2001 wurde der Durchblicker daher von der Leibniz-Gemeinschaft übernommen und forderte mehr Wettbewerb unter den Hochschulen, damit es auch im stillen Winkel jenseits der Wirtschaft mehr Wettbewerb unter den Wettbewerbern gibt. Anschließend wurde der Bescheidwisser von der Bank of America akquiriert, wo ihm die schnurgerade Entdeckung gelang, dass die Finanzkrise nicht von der Bankwirtschaft, sondern von Kleinkunden ausgebrütet wurde, die fahrlässigerweise ohne Kapital und Firmenbesitz durchs Leben schippern.

Hans-Olaf Henkel („Wirtschaft, Wettbewerb, Wachstum und Markt bilden das gesunde Dreieck der Wirtschaft. Und umgekehrt!“) ist nämlich ein „Obelix der Denkkraft“ (Focus), ein „Experte mit Expertisen aus Gold“ (Handelsblatt), kurz „der Henkel aller Henkel“ (Die Welt). Besonders bemerkenswert dabei: Hans-Olaf Henkel („Die Wirtschaft der Wirtschaft ist die Wirtschaft der Wirtschaft für die Wirtschaft“) hatte nur Mittlere Reife gelernt! 2014 trat er daher der Professorenpartei AfD bei, was als gleichwertig mit einer Habilitation angesehen werden kann.

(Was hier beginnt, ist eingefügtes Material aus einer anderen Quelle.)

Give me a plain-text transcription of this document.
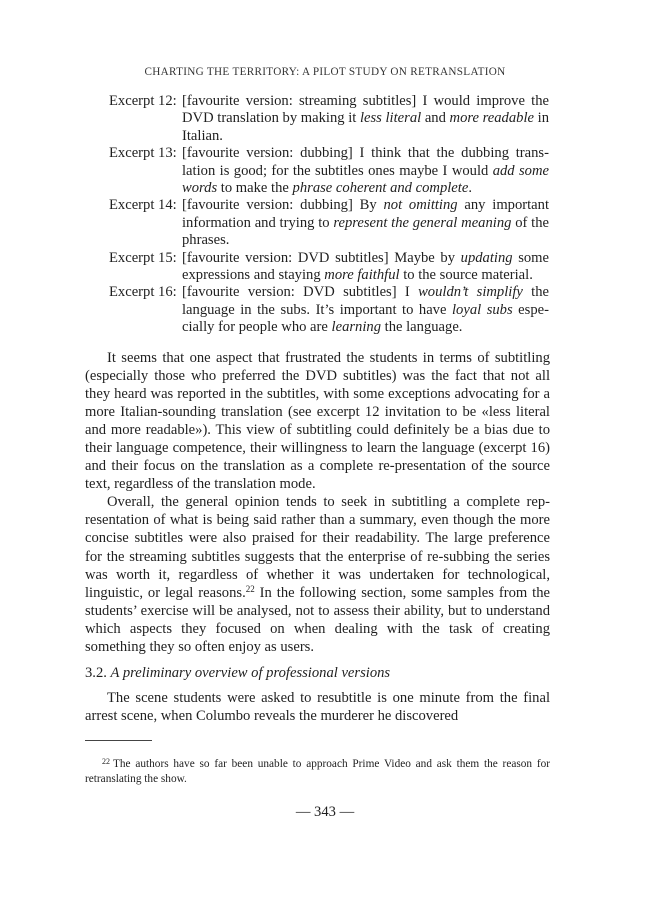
CHARTING THE TERRITORY: A PILOT STUDY ON RETRANSLATION
Excerpt 12: [favourite version: streaming subtitles] I would improve the DVD translation by making it less literal and more readable in Italian.
Excerpt 13: [favourite version: dubbing] I think that the dubbing translation is good; for the subtitles ones maybe I would add some words to make the phrase coherent and complete.
Excerpt 14: [favourite version: dubbing] By not omitting any important information and trying to represent the general meaning of the phrases.
Excerpt 15: [favourite version: DVD subtitles] Maybe by updating some expressions and staying more faithful to the source material.
Excerpt 16: [favourite version: DVD subtitles] I wouldn’t simplify the language in the subs. It’s important to have loyal subs especially for people who are learning the language.

It seems that one aspect that frustrated the students in terms of subtitling (especially those who preferred the DVD subtitles) was the fact that not all they heard was reported in the subtitles, with some exceptions advocating for a more Italian-sounding translation (see excerpt 12 invitation to be «less literal and more readable»). This view of subtitling could definitely be a bias due to their language competence, their willingness to learn the language (excerpt 16) and their focus on the translation as a complete re-presentation of the source text, regardless of the translation mode.

Overall, the general opinion tends to seek in subtitling a complete representation of what is being said rather than a summary, even though the more concise subtitles were also praised for their readability. The large preference for the streaming subtitles suggests that the enterprise of re-subbing the series was worth it, regardless of whether it was undertaken for technological, linguistic, or legal reasons.$^{22}$ In the following section, some samples from the students’ exercise will be analysed, not to assess their ability, but to understand which aspects they focused on when dealing with the task of creating something they so often enjoy as users.

3.2. A preliminary overview of professional versions

The scene students were asked to resubtitle is one minute from the final arrest scene, when Columbo reveals the murderer he discovered

$^{22}$ The authors have so far been unable to approach Prime Video and ask them the reason for retranslating the show.
— 343 —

Mit der AfD hofft Hans-Olaf Henkel sich nun eine Beteiligung am Europaparlament zu sichern und den Euro niederzuringen (Parole: „Der Euro ist infolge des Euros den Euro nicht wert“). Doch selbst wenn die Investition sich in Luft zerlegt und er an einem Sitzplatz im Parlament vorbeirutscht: Reicher Lohn ward Henkel (Lebensmotto: „Wirtschaft heißt dreierlei: Wirtschaft, Wirtschaft und noch mal Wirtschaft. Nicht mehr, aber auch nicht weniger!“) längst zuteil.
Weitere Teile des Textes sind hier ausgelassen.